Dans l’affaire C‑474/22,

ayant pour objet une demande de décision préjudicielle au titre de l’article 267 TFUE, introduite par le Bundesgerichtshof (Cour fédérale de justice, Allemagne), par décision du 3 mai 2022, parvenue à la Cour le 15 juillet 2022, dans la procédure

Laudamotion GmbH

contre

flightright GmbH,

LA COUR (troisième chambre),

composée de Mme K. Jürimäe, présidente de chambre, M. K. Lenaerts, président de la Cour, faisant fonction de juge de la troisième chambre, MM. N. Piçarra, N. Jääskinen et M. Gavalec (rapporteur), juges,

avocat général : Mme L. Medina,

greffier : M. A. Calot Escobar,

vu la procédure écrite,

considérant les observations présentées :

–        pour flightright GmbH, par Mes M. Michel et R. Weist, Rechtsanwälte,

–        pour le gouvernement allemand, par MM. J. Möller, P. Busche, J. Heitz et M. Hellmann, en qualité d’agents,

–        pour la Commission européenne, par MM. G. Braun, K. Simonsson, G. Wilms et Mme N. Yerrell, en qualité d’agents,

vu la décision prise, l’avocate générale entendue, de juger l’affaire sans conclusions,

rend le présent

Arrêt

1        La demande de décision préjudicielle porte sur l’interprétation de l’article 3, paragraphe 2, sous a), ainsi que des articles 5 à 7 du règlement (CE) no 261/2004 du Parlement européen et du Conseil, du 11 février 2004, établissant des règles communes en matière d’indemnisation et d’assistance des passagers en cas de refus d’embarquement et d’annulation ou de retard important d’un vol, et abrogeant le règlement (CEE) no 295/91 (JO 2004, L 46, p. 1).

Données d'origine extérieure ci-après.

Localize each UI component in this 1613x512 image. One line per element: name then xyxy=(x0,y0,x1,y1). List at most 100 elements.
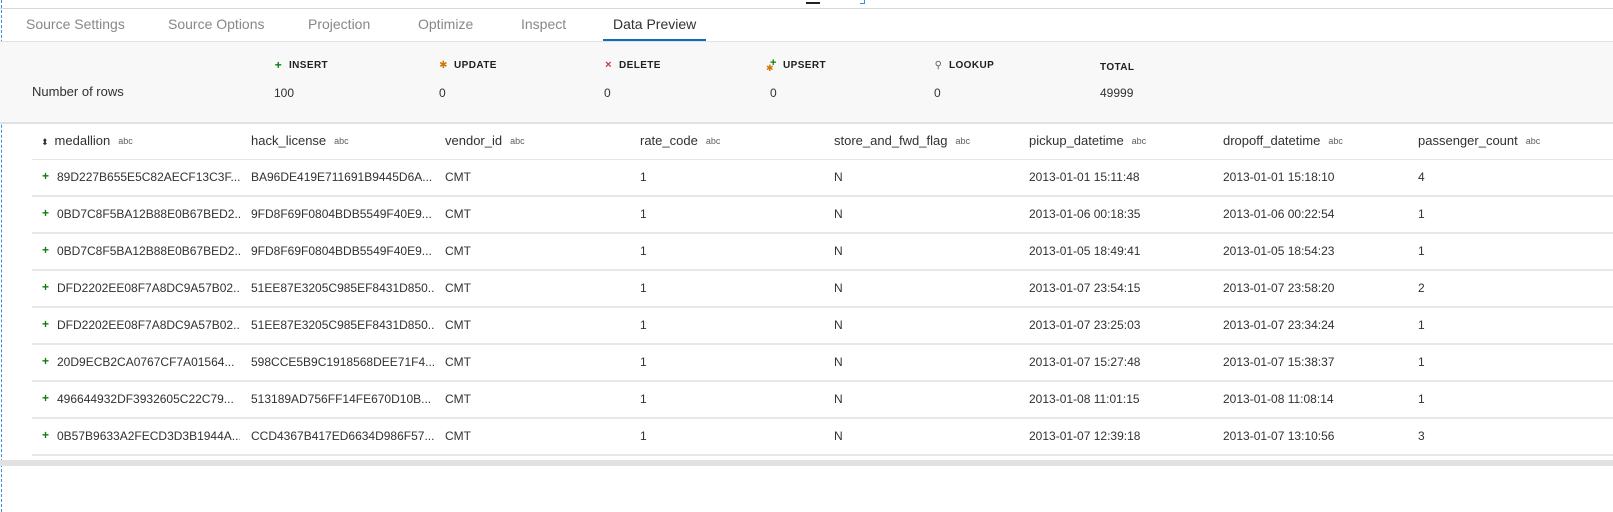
tab-source-options[interactable]: Source Options xyxy=(168,9,265,40)
column-header-rate-code[interactable]: rate_code abc xyxy=(640,123,720,159)
tab-source-settings[interactable]: Source Settings xyxy=(26,9,125,40)
table-row[interactable]: + DFD2202EE08F7A8DC9A57B02... 51EE87E3205C… xyxy=(32,271,1613,308)
column-header-passenger-count[interactable]: passenger_count abc xyxy=(1418,123,1540,159)
cell-pickup-datetime: 2013-01-07 23:54:15 xyxy=(1029,281,1141,295)
cell-hack-license: CCD4367B417ED6634D986F57... xyxy=(251,429,434,443)
number-of-rows-label: Number of rows xyxy=(32,84,124,99)
insert-icon: + xyxy=(42,317,50,331)
column-header-dropoff-datetime[interactable]: dropoff_datetime abc xyxy=(1223,123,1343,159)
summary-insert-label: INSERT xyxy=(289,60,329,71)
string-type-badge: abc xyxy=(1525,136,1541,146)
cell-dropoff-datetime: 2013-01-01 15:18:10 xyxy=(1223,170,1335,184)
cell-passenger-count: 4 xyxy=(1418,170,1425,184)
table-row[interactable]: + DFD2202EE08F7A8DC9A57B02... 51EE87E3205C… xyxy=(32,308,1613,345)
cell-rate-code: 1 xyxy=(640,281,647,295)
insert-icon: + xyxy=(42,169,50,183)
string-type-badge: abc xyxy=(118,136,133,146)
string-type-badge: abc xyxy=(1131,136,1147,146)
cell-dropoff-datetime: 2013-01-08 11:08:14 xyxy=(1223,392,1334,406)
insert-icon: + xyxy=(42,280,50,294)
cell-pickup-datetime: 2013-01-08 11:01:15 xyxy=(1029,392,1140,406)
summary-insert-value: 100 xyxy=(274,86,295,100)
cell-store-and-fwd-flag: N xyxy=(834,318,843,332)
cell-vendor-id: CMT xyxy=(445,281,471,295)
cell-pickup-datetime: 2013-01-06 00:18:35 xyxy=(1029,207,1141,221)
column-header-medallion[interactable]: ⬍ medallion abc xyxy=(41,123,133,159)
cell-dropoff-datetime: 2013-01-07 23:58:20 xyxy=(1223,281,1335,295)
upsert-icon: ✱ + xyxy=(766,56,777,73)
cell-medallion: 89D227B655E5C82AECF13C3F... xyxy=(57,170,240,184)
top-corner-marker xyxy=(860,0,865,4)
cell-pickup-datetime: 2013-01-01 15:11:48 xyxy=(1029,170,1140,184)
update-icon: ✱ xyxy=(439,60,448,71)
cell-dropoff-datetime: 2013-01-07 23:34:24 xyxy=(1223,318,1335,332)
cell-medallion: 0BD7C8F5BA12B88E0B67BED2... xyxy=(57,207,240,221)
cell-rate-code: 1 xyxy=(640,429,647,443)
table-header-row: ⬍ medallion abc hack_license abc vendor_id a… xyxy=(32,123,1613,160)
cell-rate-code: 1 xyxy=(640,207,647,221)
string-type-badge: abc xyxy=(334,136,349,146)
string-type-badge: abc xyxy=(705,136,721,146)
column-header-pickup-datetime[interactable]: pickup_datetime abc xyxy=(1029,123,1146,159)
cell-vendor-id: CMT xyxy=(445,429,471,443)
cell-store-and-fwd-flag: N xyxy=(834,207,843,221)
top-handle xyxy=(806,2,820,4)
tab-bar: Source Settings Source Options Projectio… xyxy=(0,9,1613,42)
cell-passenger-count: 3 xyxy=(1418,429,1425,443)
sort-icon[interactable]: ⬍ xyxy=(41,137,49,147)
cell-passenger-count: 1 xyxy=(1418,244,1425,258)
tab-projection[interactable]: Projection xyxy=(308,9,370,40)
insert-icon: + xyxy=(42,243,50,257)
lookup-icon: ⚲ xyxy=(934,60,943,71)
cell-hack-license: 598CCE5B9C1918568DEE71F4... xyxy=(251,355,434,369)
tab-data-preview[interactable]: Data Preview xyxy=(602,9,707,41)
cell-medallion: 496644932DF3932605C22C79... xyxy=(57,392,234,406)
cell-vendor-id: CMT xyxy=(445,392,471,406)
cell-medallion: DFD2202EE08F7A8DC9A57B02... xyxy=(57,281,240,295)
tab-optimize[interactable]: Optimize xyxy=(418,9,473,40)
insert-icon: + xyxy=(42,354,50,368)
cell-rate-code: 1 xyxy=(640,355,647,369)
cell-medallion: 0B57B9633A2FECD3D3B1944A... xyxy=(57,429,240,443)
summary-lookup-value: 0 xyxy=(934,86,941,100)
summary-lookup-label: LOOKUP xyxy=(949,60,995,71)
summary-total-label: TOTAL xyxy=(1100,62,1135,73)
cell-medallion: 20D9ECB2CA0767CF7A01564... xyxy=(57,355,235,369)
column-header-vendor-id[interactable]: vendor_id abc xyxy=(445,123,525,159)
table-row[interactable]: +496644932DF3932605C22C79... 513189AD756F… xyxy=(32,382,1613,419)
data-preview-table: ⬍ medallion abc hack_license abc vendor_id a… xyxy=(32,123,1613,456)
table-row[interactable]: +20D9ECB2CA0767CF7A01564... 598CCE5B9C191… xyxy=(32,345,1613,382)
column-header-store-and-fwd-flag[interactable]: store_and_fwd_flag abc xyxy=(834,123,970,159)
horizontal-scrollbar[interactable] xyxy=(0,460,1613,466)
cell-vendor-id: CMT xyxy=(445,318,471,332)
cell-rate-code: 1 xyxy=(640,318,647,332)
table-body: +89D227B655E5C82AECF13C3F... BA96DE419E71… xyxy=(32,160,1613,456)
cell-dropoff-datetime: 2013-01-05 18:54:23 xyxy=(1223,244,1335,258)
cell-store-and-fwd-flag: N xyxy=(834,392,843,406)
tab-inspect[interactable]: Inspect xyxy=(521,9,566,40)
cell-vendor-id: CMT xyxy=(445,355,471,369)
summary-delete-value: 0 xyxy=(604,86,611,100)
cell-vendor-id: CMT xyxy=(445,244,471,258)
string-type-badge: abc xyxy=(955,136,970,146)
cell-hack-license: 9FD8F69F0804BDB5549F40E9... xyxy=(251,244,432,258)
cell-passenger-count: 1 xyxy=(1418,392,1425,406)
summary-upsert-label: UPSERT xyxy=(783,60,826,71)
cell-pickup-datetime: 2013-01-07 23:25:03 xyxy=(1029,318,1141,332)
cell-store-and-fwd-flag: N xyxy=(834,281,843,295)
cell-pickup-datetime: 2013-01-05 18:49:41 xyxy=(1029,244,1141,258)
string-type-badge: abc xyxy=(510,136,525,146)
table-row[interactable]: +0BD7C8F5BA12B88E0B67BED2... 9FD8F69F0804… xyxy=(32,234,1613,271)
table-row[interactable]: +0BD7C8F5BA12B88E0B67BED2... 9FD8F69F0804… xyxy=(32,197,1613,234)
table-row[interactable]: +89D227B655E5C82AECF13C3F... BA96DE419E71… xyxy=(32,160,1613,197)
cell-rate-code: 1 xyxy=(640,170,647,184)
cell-passenger-count: 1 xyxy=(1418,355,1425,369)
table-row[interactable]: +0B57B9633A2FECD3D3B1944A... CCD4367B417E… xyxy=(32,419,1613,456)
delete-icon: × xyxy=(605,59,612,71)
cell-hack-license: 51EE87E3205C985EF8431D850... xyxy=(251,281,434,295)
cell-hack-license: 51EE87E3205C985EF8431D850... xyxy=(251,318,434,332)
column-header-hack-license[interactable]: hack_license abc xyxy=(251,123,349,159)
cell-dropoff-datetime: 2013-01-07 13:10:56 xyxy=(1223,429,1335,443)
cell-pickup-datetime: 2013-01-07 15:27:48 xyxy=(1029,355,1141,369)
cell-store-and-fwd-flag: N xyxy=(834,170,843,184)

2        Cette demande a été présentée dans le cadre d’un litige opposant Laudamotion GmbH, un transporteur aérien, à flightright GmbH, une société d’assistance juridique à laquelle un passager aérien a cédé ses droits à l’égard de Laudamotion, au sujet d’une indemnisation demandée en conséquence du retard important d’un vol pour lequel ce passager disposait d’une réservation confirmée.

 Le cadre juridique

3        Aux termes du considérant 2 du règlement no 261/2004 :

« Le refus d’embarquement et l’annulation ou le retard important d’un vol entraînent des difficultés et des désagréments sérieux pour les passagers. »

4        L’article 2, sous l), de ce règlement définit l’« annulation » comme « le fait qu’un vol qui était prévu initialement et sur lequel au moins une place était réservée n’a pas été effectué ».

5        L’article 3 dudit règlement, intitulé « Champ d’application », énonce, à ses paragraphes 1 et 2 :

« 1.      Le présent règlement s’applique :

a)      aux passagers au départ d’un aéroport situé sur le territoire d’un État membre soumis aux dispositions du traité ;

[...]

2.      Le paragraphe 1 s’applique à condition que les passagers :

a)      disposent d’une réservation confirmée pour le vol concerné et se présentent, sauf en cas d’annulation visée à l’article 5, à l’enregistrement :

–        comme spécifié et à l’heure indiquée à l’avance et par écrit (y compris par voie électronique) par le transporteur aérien, l’organisateur de voyages ou un agent de voyages autorisé,

ou, en l’absence d’indication d’heure,

–        au plus tard quarante-cinq minutes avant l’heure de départ publiée, [...]

[...] »

6        L’article 5 du règlement no 261/2004, intitulé « Annulations », prévoit, à son paragraphe 1 :

« En cas d’annulation d’un vol, les passagers concernés :

[...]

c)      ont droit à une indemnisation du transporteur aérien effectif conformément à l’article 7, à moins qu’ils soient informés de l’annulation du vol :

[...]

iii)      moins de sept jours avant l’heure de départ prévue si on leur offre un réacheminement leur permettant de partir au plus tôt une heure avant l’heure de départ prévue et d’atteindre leur destination finale moins de deux heures après l’heure prévue d’arrivée. »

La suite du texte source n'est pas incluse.